“Se não opinamos na CBF, imagina na Globo”: Paulo André, do Bom Senso F.C., fala ao DCM

Paulo André
Paulo André

Atualmente na China, o zagueiro Paulo André Cren Benini é um dos idealizadores do Bom Senso F.C., movimento que cobra melhorias no futebol brasileiro. Com o fim da Copa do Mundo do Brasil e a humilhação que a seleção sofreu contra a Alemanha, ganhou fôlego a urgência de mudanças em entidades como a CBF. 
Paulo André joga no time chinês Shanghaï Shenhua, mas já passou pela equipe francesa Le Mans, além de Guarani, Atlético Paranaense e Corinthians. Ao DCM, o atleta falou sobre as mudanças necessárias no futebol, a humilhação na Copa e política.

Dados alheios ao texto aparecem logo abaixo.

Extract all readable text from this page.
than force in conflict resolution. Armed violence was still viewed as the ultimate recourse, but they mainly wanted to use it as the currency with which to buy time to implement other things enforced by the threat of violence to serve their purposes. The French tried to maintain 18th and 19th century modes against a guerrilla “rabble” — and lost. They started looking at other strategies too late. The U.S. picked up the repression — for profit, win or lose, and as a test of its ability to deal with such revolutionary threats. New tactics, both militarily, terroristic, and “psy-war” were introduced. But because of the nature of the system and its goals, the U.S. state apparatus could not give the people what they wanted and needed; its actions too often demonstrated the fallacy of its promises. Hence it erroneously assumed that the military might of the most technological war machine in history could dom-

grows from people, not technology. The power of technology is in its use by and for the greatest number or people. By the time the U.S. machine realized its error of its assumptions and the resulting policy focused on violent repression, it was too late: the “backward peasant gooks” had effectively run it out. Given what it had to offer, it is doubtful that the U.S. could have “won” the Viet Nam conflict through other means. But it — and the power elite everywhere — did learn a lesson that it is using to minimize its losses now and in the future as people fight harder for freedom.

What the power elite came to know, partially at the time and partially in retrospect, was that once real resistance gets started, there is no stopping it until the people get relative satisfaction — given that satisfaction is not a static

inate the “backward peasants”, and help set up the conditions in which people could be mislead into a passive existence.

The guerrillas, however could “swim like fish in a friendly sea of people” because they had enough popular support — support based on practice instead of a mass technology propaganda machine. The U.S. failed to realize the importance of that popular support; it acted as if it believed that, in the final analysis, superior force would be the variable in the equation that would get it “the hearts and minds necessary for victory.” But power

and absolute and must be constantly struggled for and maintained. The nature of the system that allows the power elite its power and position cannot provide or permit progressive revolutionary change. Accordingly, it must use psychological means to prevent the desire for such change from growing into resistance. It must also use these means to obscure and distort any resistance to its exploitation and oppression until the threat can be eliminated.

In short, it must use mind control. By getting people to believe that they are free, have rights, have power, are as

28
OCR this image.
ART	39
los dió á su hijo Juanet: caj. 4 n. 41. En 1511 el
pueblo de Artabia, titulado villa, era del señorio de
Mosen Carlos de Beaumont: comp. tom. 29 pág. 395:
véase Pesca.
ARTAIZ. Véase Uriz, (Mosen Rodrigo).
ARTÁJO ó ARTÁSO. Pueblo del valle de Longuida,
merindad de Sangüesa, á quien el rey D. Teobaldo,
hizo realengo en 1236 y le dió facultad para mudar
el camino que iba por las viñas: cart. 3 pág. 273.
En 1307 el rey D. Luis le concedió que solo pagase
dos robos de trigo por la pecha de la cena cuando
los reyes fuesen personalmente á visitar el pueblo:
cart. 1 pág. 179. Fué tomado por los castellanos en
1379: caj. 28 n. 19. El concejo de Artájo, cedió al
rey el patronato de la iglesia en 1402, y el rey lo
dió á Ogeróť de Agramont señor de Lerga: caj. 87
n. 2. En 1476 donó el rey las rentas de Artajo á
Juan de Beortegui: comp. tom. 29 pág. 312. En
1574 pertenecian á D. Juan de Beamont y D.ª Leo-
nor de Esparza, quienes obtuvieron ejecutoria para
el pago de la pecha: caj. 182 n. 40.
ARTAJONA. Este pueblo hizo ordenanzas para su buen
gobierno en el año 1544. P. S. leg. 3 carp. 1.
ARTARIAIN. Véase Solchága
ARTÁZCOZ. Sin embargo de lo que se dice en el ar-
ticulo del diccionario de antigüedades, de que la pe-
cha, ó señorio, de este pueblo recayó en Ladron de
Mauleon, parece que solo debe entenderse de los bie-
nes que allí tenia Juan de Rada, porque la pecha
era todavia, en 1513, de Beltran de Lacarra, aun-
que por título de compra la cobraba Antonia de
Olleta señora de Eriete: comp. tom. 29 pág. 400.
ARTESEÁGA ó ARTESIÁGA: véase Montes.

O que você achou do desempenho da seleção na Copa do Mundo?
Não acho que a seleção fracassou tanto. As pessoas perderam a razão e se deixam levar pela emoção e pelo placar de 7 a 1. Minha visão não mudou por causa da Copa e nem minha críticas. O Brasil, fazendo tudo errado, chegou à semifinal. Algumas informações: 70% dos atletas profissionais ficam desempregados seis meses por ano, clubes grandes acumulam dívidas, dirigentes nunca são punidos, clubes pequenos estão jogados às traças,  jogadores entram na justiça do trabalho e podem esperar por até 10 anos pra receber os atrasados, a formação e a capacitação de profissionais é empírica e insuficiente e a média de público nos estádios tem a décima oitava posição no ranking mundial, atrás até de Estados Unidos e Austrália. Se não estamos no fundo do poço, estamos bem próximos dele. E a solução dada pelos dirigentes do futebol brasileiro é trocar a comissão técnica, o coordenador, o médico e o assessor de imprensa da seleção. Tem que ter muita cara de pau, não? Imagine se trilharmos o caminho correto? Seremos imbatíveis.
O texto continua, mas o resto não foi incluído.